Ken rose to his feet, stepped over seated bodies, and moved toward
Lucy. He poured water into a cup from a metal bucket that sat on a
birch table, a table identical to the one we had in our unit. Gently, he
handed it to her.
Why couldn’t I have done that? The answer was simple—that
thought never crossed my mind. Whenever I saw Lucy, all I could think
of was how pretty she was, how I couldn’t wait to hear her sing, and
how I hoped that she’d look at me. I couldn’t think about actually doing
something more.
She thanked him, her lips then pressed into a tiny smile.
Ken winked at her and then slipped back to where he had been
seated.
Why couldn’t I be more like my older brother? I’d prayed to be,
feeling that it must be all right to ask God to make a person more
suave. After all, the Bible said somewhere that God opens His hands
and satisfies all His creation with their desires. Ever since we’d come to
camp, Lucy had been my desire.
When I drifted off to sleep that night, the sound of Aunt
Kazuko’s snores penetrating my thoughts, I wondered how I could get
Lucy to notice me. Dreaming about her was easy; it was the actual
communicating that left me in a quandary.

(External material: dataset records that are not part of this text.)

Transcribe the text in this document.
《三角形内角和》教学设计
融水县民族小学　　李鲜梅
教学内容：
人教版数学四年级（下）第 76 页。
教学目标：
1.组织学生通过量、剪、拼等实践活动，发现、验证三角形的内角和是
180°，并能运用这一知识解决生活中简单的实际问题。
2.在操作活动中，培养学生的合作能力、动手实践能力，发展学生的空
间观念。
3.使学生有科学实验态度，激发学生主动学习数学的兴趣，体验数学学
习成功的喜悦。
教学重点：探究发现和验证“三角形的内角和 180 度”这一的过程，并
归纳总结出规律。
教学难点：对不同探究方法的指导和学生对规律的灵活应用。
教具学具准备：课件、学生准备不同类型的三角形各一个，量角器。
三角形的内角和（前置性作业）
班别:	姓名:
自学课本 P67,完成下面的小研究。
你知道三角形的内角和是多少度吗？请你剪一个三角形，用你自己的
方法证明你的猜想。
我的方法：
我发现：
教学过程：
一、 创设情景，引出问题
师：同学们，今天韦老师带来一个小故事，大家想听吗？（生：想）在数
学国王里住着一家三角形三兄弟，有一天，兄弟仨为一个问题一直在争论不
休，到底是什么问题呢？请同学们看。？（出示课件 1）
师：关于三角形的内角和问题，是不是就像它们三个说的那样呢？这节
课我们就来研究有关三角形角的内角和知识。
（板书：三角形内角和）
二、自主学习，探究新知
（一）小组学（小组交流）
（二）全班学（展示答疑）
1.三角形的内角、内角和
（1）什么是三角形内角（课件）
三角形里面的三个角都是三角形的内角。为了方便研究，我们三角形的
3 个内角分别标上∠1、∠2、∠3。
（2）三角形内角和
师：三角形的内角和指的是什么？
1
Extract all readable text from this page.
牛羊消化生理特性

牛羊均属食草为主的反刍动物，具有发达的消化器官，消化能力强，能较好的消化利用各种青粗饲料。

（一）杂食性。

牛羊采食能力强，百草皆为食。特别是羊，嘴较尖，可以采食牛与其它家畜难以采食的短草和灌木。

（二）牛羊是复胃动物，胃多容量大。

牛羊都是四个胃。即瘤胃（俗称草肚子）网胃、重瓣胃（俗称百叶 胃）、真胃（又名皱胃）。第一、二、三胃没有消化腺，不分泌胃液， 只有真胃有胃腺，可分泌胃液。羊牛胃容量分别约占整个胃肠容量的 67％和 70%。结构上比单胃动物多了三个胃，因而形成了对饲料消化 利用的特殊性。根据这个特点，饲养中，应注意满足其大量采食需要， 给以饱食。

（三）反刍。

In August, after we first arrived at camp, I saw her walking on the
road, the wind in her long hair, a pensive look on her face. I decided I
could do it and summoned the courage to speak to her. I’d seen her at
the assembly center in Santa Anita, but had never said a word to her
during our months there. Here was my chance! Standing in her path,
I waited for her to approach me. She stopped, cocked her head to the
side and said, “Hello.”
My throat was as dry as the summer air. “Uh . . .”
She waited, a smile on her lips.
I’d almost forgotten what I’d wanted to say.
Looking me in the eyes, she asked, “You’re Ken’s brother, aren’t you?”
Borrowing strength from somewhere, I blurted, “Why do you want
to be called Lucy?”
For a moment, her hand toyed with the silver barrette behind her
ear. I was afraid that she wasn’t going to answer. “We are Americans,”
she said at last. “Fusou is the old name for Japan. I can’t be associated
with Japan now.”
“But you can still use that name,” I protested. “Your mother and
father gave it to you. It’s . . . it suits you.”
The smile she flashed made my heart quiver. How could one person
cause another to feel such . . . such tenderness toward her and affection?
I swallowed and kicked a rock with my shoe, just for something to do,
just because I didn’t want to be caught staring at her.